Shortly after 9/11, we took a flight. Sam would be occupied on the flight with knitting. I forgot that knitting needles were a no-no so they took them away. It’s really important today for parents to explain to their children what they can expect from airline security – long lines, bag check, etc. When Sam was 17, they pulled her out for a pat down for some unknown reasons. We had to quickly tell her, “You must listen to them like you listen to your teachers at school. Be polite or else we cannot go on vacation.” Tell them these are the rules to keep everyone safe and do them yourself.
9. Teach them manners.
Not only should they know how to be polite to authority, it’s important to teach your child table manners, how to politely respond and how to ask for what you want properly. This is the beginning of teaching self-advocacy, too.

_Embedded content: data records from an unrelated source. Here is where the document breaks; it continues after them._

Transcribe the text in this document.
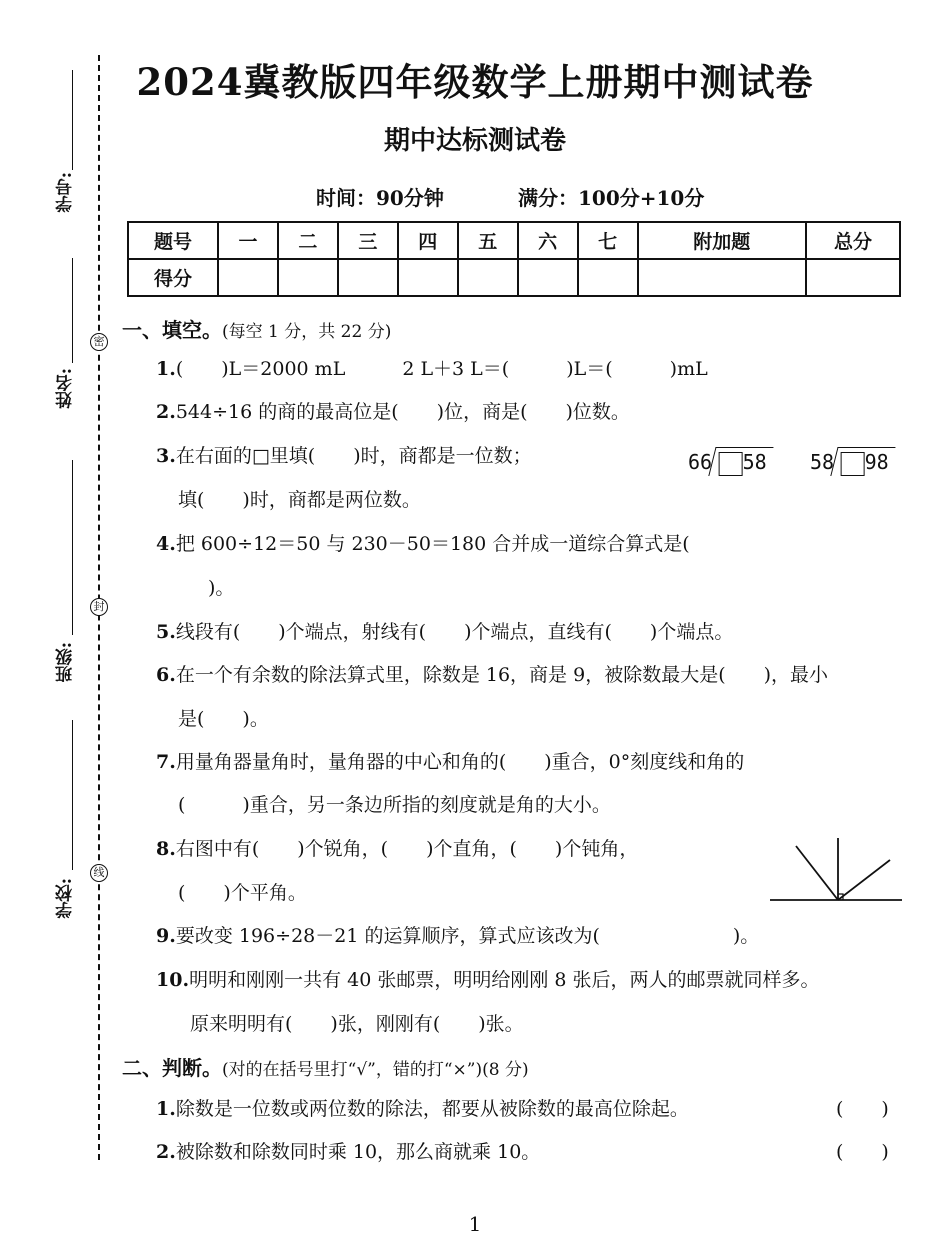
学号:
姓名:
班级:
学校:
密
封
线
2024冀教版四年级数学上册期中测试卷
期中达标测试卷
时间：90分钟	满分：100分+10分
题号	一	二	三	四	五	六	七	附加题	总分
得分									
一、填空。(每空 1 分，共 22 分)
1.(　　)L＝2000 mL　　　2 L＋3 L＝(　　　)L＝(　　　)mL
2.544÷16 的商的最高位是(　　)位，商是(　　)位数。
3.在右面的□里填(　　)时，商都是一位数；
填(　　)时，商都是两位数。
66 58 58 98
4.把 600÷12＝50 与 230－50＝180 合并成一道综合算式是(
)。
5.线段有(　　)个端点，射线有(　　)个端点，直线有(　　)个端点。
6.在一个有余数的除法算式里，除数是 16，商是 9，被除数最大是(　　)，最小
是(　　)。
7.用量角器量角时，量角器的中心和角的(　　)重合，0°刻度线和角的
(　　　)重合，另一条边所指的刻度就是角的大小。
8.右图中有(　　)个锐角，(　　)个直角，(　　)个钝角，
(　　)个平角。
9.要改变 196÷28－21 的运算顺序，算式应该改为(　　　　　　　)。
10.明明和刚刚一共有 40 张邮票，明明给刚刚 8 张后，两人的邮票就同样多。
原来明明有(　　)张，刚刚有(　　)张。
二、判断。(对的在括号里打“√”，错的打“×”)(8 分)
1.除数是一位数或两位数的除法，都要从被除数的最高位除起。	(　　)
2.被除数和除数同时乘 10，那么商就乘 10。	(　　)
1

Thanks, Marguerite! I love these tips and have used some of them for when I travel with Zoe, but there were a few I hadn’t thought of yet.
My Picture Perfect Family
Want to learn more about raising a child with autism to adulthood? Marguerite shares more of her stories of raising her children in her book, “My Picture Perfect Family.” This book shares her passion for helping her daughter succeed in spite of all the challenges…including many stories about traveling with an autistic child!
Today, Samantha is 25 years old and graduated college 2 years ago. She has friends and a boyfriend, and using her talent for singing to perform in cabarets and plays. She wants to break the stereotype that higher functioning autistic people have and hopes it opens doors for her and for others like her. She wants to be an actress and will be in a film coming out soon.
Marguerite’s dream for her daughter is to be the “Marlee Matlin of autism.” Says mom, “Let everyone go for their dream in their own way.”
This mama of an autistic girl couldn’t agree more!